CredibilityLab / groundhog

Reproducible R Scripts Via Date Controlled Installing & Loading of CRAN & Git Packages
https://groundhogr.com/
GNU General Public License v3.0
78 stars 4 forks source link

Script using groundhog fails when run in batch mode #73

Closed danm0nster closed 2 years ago

danm0nster commented 2 years ago

A script using groundhog apparently has to be run at least once in interactive mode (e.g., in R or RStudio) before working in batch mode. This is because a CRAN mirror needs to be chosen which requires input from the user. There might be a workaround via an environment variable or some other solution, but it would be nice to have an option allowing groundhog to run in batch and download and install the necessary libraries.

Here is a minimal example of a script that will run using Rscript when the right permission bits are set (chmod u+x <filename>) on a Unix system.

#!/usr/local/bin/Rscript
library(groundhog)
groundhog_day <- "2021-11-10"
packages <- c("dplyr")
groundhog.library(packages, groundhog_day, ignore.deps = TRUE)

print("Hello!")

When attempting to run this script, I get the following error:

Loaded 'groundhog' (version:1.5.0) using R-4.1.2
Path to folder where downloaded packages are saved: '/Users/dan/R_groundhog/groundhog_library/'.
To change its location: 'set.groundhog.folder(<path>)'
     >>> If you encounter errors using groundhog: https://groundhogR.com/troubleshooting
groundhog says:
Loading dplyr_1.0.7 requires loading 18 packages, of which 18 will need to be installed.

groundhog says: will now download 18 binary packages from CRAN
Error in contrib.url(repos, type) : 
  trying to use CRAN without setting a mirror
Calls: groundhog.library ... data.frame -> <Anonymous> -> startsWith -> contrib.url
Execution halted

If I run it once in an interactive R session and select a CRAN mirror, it will susequently work from the command line.

I have to do this for every script in my chain before I can invoke them automatically, e.g. using make and Makefiles (for greater reproducibility).

I hope there is an easy solution, perhaps via a new option in groundhog.library().

urisohn commented 2 years ago

One solution would be for groundhog to automatically choose a repository by default if one has not been set. That's easy to implement, would need to read whether the CRAN folks consider that acceptable behavior for a package. In the meantime, if you add this line to the first line of your scripts, i think it will solve the issue for you:

options(repos="https://cloud.r-project.org")

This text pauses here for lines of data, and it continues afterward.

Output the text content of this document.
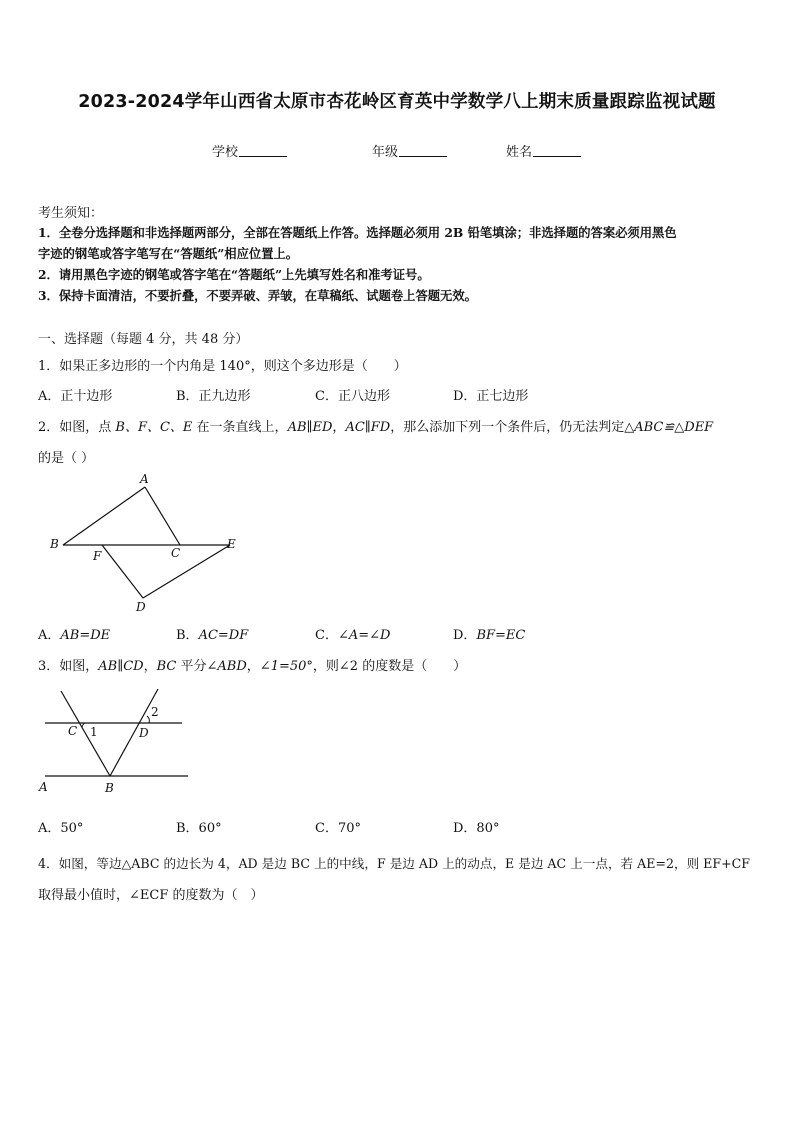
2023-2024学年山西省太原市杏花岭区育英中学数学八上期末质量跟踪监视试题
学校	年级	姓名
考生须知：
1．全卷分选择题和非选择题两部分，全部在答题纸上作答。选择题必须用 2B 铅笔填涂；非选择题的答案必须用黑色
字迹的钢笔或答字笔写在“答题纸”相应位置上。
2．请用黑色字迹的钢笔或答字笔在“答题纸”上先填写姓名和准考证号。
3．保持卡面清洁，不要折叠，不要弄破、弄皱，在草稿纸、试题卷上答题无效。
一、选择题（每题 4 分，共 48 分）
1．如果正多边形的一个内角是 140°，则这个多边形是（　　）
A．正十边形	B．正九边形	C．正八边形	D．正七边形
2．如图，点 B、F、C、E 在一条直线上，AB∥ED，AC∥FD，那么添加下列一个条件后，仍无法判定△ABC≌△DEF
的是（ ）
A
B
F	C
E
D
A．AB=DE	B．AC=DF	C．∠A=∠D	D．BF=EC
3．如图，AB∥CD，BC 平分∠ABD，∠1=50°，则∠2 的度数是（　　）
C 1	D
2
A	B
A．50°	B．60°	C．70°	D．80°
4．如图，等边△ABC 的边长为 4，AD 是边 BC 上的中线，F 是边 AD 上的动点，E 是边 AC 上一点，若 AE=2，则 EF+CF
取得最小值时，∠ECF 的度数为（　）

it does seem outdated for R to actively ask users to select a server.

(edit: actually, maybe your suggestion is better, add an option to groundhog.library, probably more robust (if URLs change over time) and better etiquette)

urisohn commented 2 years ago

Yeah, i will do that. Include the same repos option available in install.packages()

danm0nster commented 2 years ago

One solution would be for groundhog to automatically choose a repository by default if one has not been set. That's easy to implement, would need to read whether the CRAN folks consider that acceptable behavior for a package. In the meantime, if you add this line to the first line of your scripts, i think it will solve the issue for you:

options(repos="https://cloud.r-project.org")

Thanks, this is a nice workaround, that I will be using until, perhaps, there is another way.

Thanks also for developing groundhog!